Ésta es una situación frecuente en los negocios familiares: todos piensan que pueden interactuar como lo hacen en la casa o que es normal traerse los problemas del hogar al trabajo, pero no hay nada más alejado de la realidad. Los enojos, egos, apegos, caprichos, entre otros sentimientos, muchas veces controlan la operación diaria de este tipo de empresas, lo que provoca dispersión y falta de objetividad.

Una buena solución: es importante definir las políticas de la empresa, la ropa sucia se lava en casa. Pon el ejemplo y marca la diferencia entre la familia y los negocios, de este modo se acabarán los malos entendidos o conflictos que impiden el éxito del negocio.

 

4. Desorganización

Pequeñas, medianas y grandes empresas están expuestas a sufrir de este mal. Aún cuando tengas una pequeña empresa, todo debería funcionar en tiempo y forma, como si se tratara de un gran corporativo (casi todos empezaron en pequeño).

Una buena solución: en la medida de lo posible, asegúrate de que cada miembro respete los límites de decisión y de operación que le fueron asignados, de este modo todos caminarán hacia la misma meta.

 

Los valores son lo más importante dentro de un negocio familiar, funcionan como sustento de la unión y la comunicación objetiva.

 

Protocolo empresarial

El protocolo empresarial es una herramienta donde cada uno de los miembros de la familia o socios deja por escrito el tipo de cargo al que aspira dentro de la empresa, los lineamientos laborales y qué es lo que cada uno espera del negocio.

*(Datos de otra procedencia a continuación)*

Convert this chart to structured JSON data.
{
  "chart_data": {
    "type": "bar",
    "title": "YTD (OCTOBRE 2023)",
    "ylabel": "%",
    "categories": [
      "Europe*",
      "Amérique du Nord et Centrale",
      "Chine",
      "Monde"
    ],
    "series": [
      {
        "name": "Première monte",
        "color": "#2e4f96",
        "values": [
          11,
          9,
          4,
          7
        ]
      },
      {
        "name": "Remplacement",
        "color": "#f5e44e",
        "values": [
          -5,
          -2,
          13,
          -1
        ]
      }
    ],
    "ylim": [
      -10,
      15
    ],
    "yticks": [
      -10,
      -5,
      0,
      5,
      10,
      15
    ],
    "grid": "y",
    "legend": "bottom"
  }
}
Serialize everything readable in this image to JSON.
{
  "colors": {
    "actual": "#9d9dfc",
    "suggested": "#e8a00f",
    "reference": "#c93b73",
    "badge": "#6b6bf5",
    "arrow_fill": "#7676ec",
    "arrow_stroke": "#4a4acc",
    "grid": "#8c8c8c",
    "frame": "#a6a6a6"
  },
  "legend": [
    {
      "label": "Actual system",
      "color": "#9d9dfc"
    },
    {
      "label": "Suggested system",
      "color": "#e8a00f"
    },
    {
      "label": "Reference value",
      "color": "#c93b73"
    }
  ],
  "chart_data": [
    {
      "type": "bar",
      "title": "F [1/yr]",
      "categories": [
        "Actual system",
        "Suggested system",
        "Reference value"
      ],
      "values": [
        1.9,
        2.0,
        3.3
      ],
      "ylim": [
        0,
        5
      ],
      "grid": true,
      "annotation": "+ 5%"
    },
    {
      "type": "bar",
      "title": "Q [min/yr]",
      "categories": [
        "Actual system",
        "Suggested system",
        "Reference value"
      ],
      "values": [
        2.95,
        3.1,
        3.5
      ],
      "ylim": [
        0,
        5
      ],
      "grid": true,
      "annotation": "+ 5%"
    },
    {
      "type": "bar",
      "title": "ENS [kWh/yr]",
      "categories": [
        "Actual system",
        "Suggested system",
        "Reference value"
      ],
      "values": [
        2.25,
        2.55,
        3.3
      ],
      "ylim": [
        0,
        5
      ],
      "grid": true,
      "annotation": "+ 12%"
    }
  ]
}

Este documento puede ser utilizado por toda clase de empresas, ya que es de gran ayuda para elaborar normas y estrategias. Además, evita lidiar con los diferentes intereses y puntos de vista de cada persona que conforma la compañía, dejando todo por escrito previamente.

 

¿Y la herencia, apá?

En la mayoría de los casos los hijos del fundador son los que se hacen cargo de los negocios y continúan con la empresa familiar. Aquí es donde los dueños deben enfocarse a capacitar y formar a los herederos para tomar las riendas del negocio.